We talk about the mental harm on children caused by COVID-19 lockdowns. A March 12, 2024, report by Save the Children draws our attention to what five months of carnage, flight, starvation, and disease, on top of nearly seventeen years of apartheid conditions, will have permanently done to the children of Gaza who survive the brutality now afflicting them.

During a recent visit to Amman, Jordan, I witnessed the anguish and frustration felt by many Palestinians there, denied any means of relieving the suffering of loved ones. They had this response to photos taken of U.S. aid drops: “Are you going to feed starving people so that they can then face genocide from the Israeli Army with a full stomach?” asked my host. “What’s the logic in that? The only humanitarian thing to drop would be to drop all support for Israel’s war on the people of Gaza.”

In May of this year, an Irish organization called AFRI (Action From Ireland) will hold an annual “famine walk” in an area of Ireland across which hundreds of desperate people trekked in cold and stormy weather in 1847 to beg mercy from those British officials designated to assess who would qualify for small portions of food or tickets to enter a workhouse

“The weather was terrible,” notes County Mayo’s official record of the time, “with wind and hail beating down upon them. When they arrived in Delphi the [Board of] Guardians refused them food or their tickets to the workhouse. Needless to say many of them perished on the return journey as fatigue and exhaustion from hunger took hold. Some of those that had energy to start the journey back to Louisburgh were swept into the lake by the heavy squalls.”

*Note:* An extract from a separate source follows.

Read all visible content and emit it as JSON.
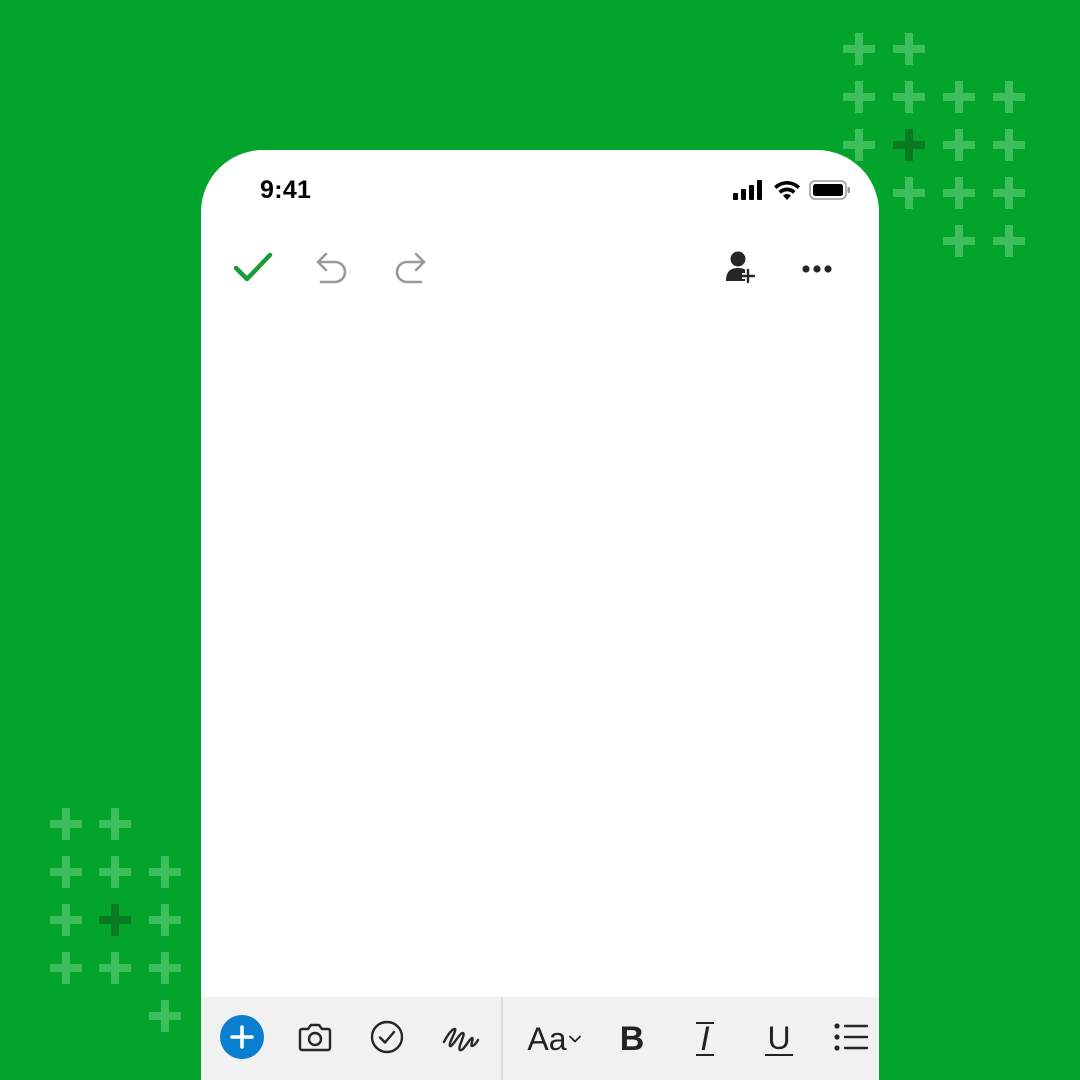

Each year, the organizers of AFRI’s famine walk focus on a place in the world where famine afflicts people today. “This year’s famine walk will focus on the unspeakable horrors being visited on the population of Gaza,” says AFRI’s coordinator, Joe Murray, “with ‘Irish’ President Biden forgetting his history and playing the part of a ‘Black and Tan’ in providing the means to obliterate an entire population.”

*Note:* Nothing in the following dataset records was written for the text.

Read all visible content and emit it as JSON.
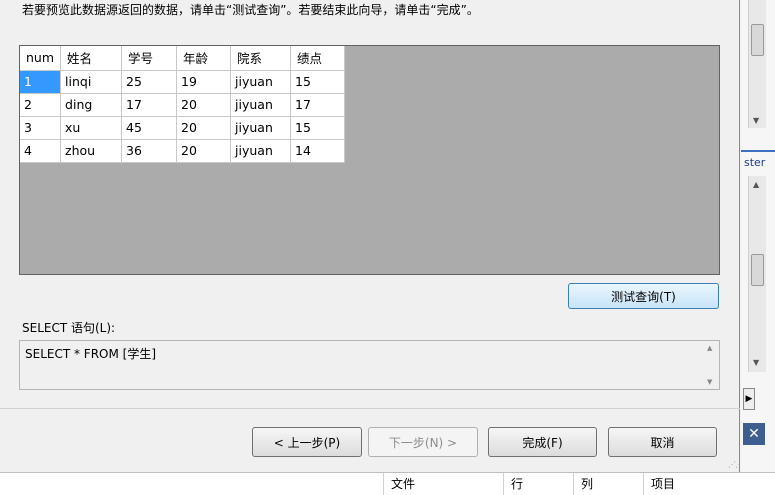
{
  "dialog": {
    "instruction": "若要预览此数据源返回的数据，请单击“测试查询”。若要结束此向导，请单击“完成”。",
    "grid": {
      "columns": [
        "num",
        "姓名",
        "学号",
        "年龄",
        "院系",
        "绩点"
      ],
      "rows": [
        [
          "1",
          "linqi",
          "25",
          "19",
          "jiyuan",
          "15"
        ],
        [
          "2",
          "ding",
          "17",
          "20",
          "jiyuan",
          "17"
        ],
        [
          "3",
          "xu",
          "45",
          "20",
          "jiyuan",
          "15"
        ],
        [
          "4",
          "zhou",
          "36",
          "20",
          "jiyuan",
          "14"
        ]
      ],
      "selected_cell": {
        "row": 0,
        "col": 0
      }
    },
    "test_query_button": "测试查询(T)",
    "sql_label": "SELECT 语句(L):",
    "sql_text": "SELECT * FROM [学生]",
    "buttons": {
      "back": "< 上一步(P)",
      "next": "下一步(N) >",
      "finish": "完成(F)",
      "cancel": "取消"
    }
  },
  "background": {
    "partial_text": "ster",
    "close_glyph": "✕",
    "bottom_columns": [
      "文件",
      "行",
      "列",
      "项目"
    ]
  }
}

It’s heinous to ignore the plight of starving people as was done by the British relief officials in the spring of 1847. But it is even more cruel to bomb the people you are deliberately starving, forcing them to wonder if they will face a quick death or a long and tortuous one.

Yes, these are desperate times. People in the United States ought to occupy the local offices of every elected official, denouncing all forms of violence and insisting on an immediate end to any support for Israel’s genocidal war against Gaza. It’s time to acknowledge the futility of war and call for a collective home to be shared by Musims, Jews, Christians, Bahais, Druze, and many others in a secular democratic state encompassing Israel and Palestine. Similarly, our elected representatives should occupy the Oval Office until the President takes action.

Kathy Kelly ([email protected]) is the board president of World BEYOND War (worldbeyondwar.org) and a co-coordinator of the Merchants of Death War Crimes Tribunal (merchantsofdeath.org).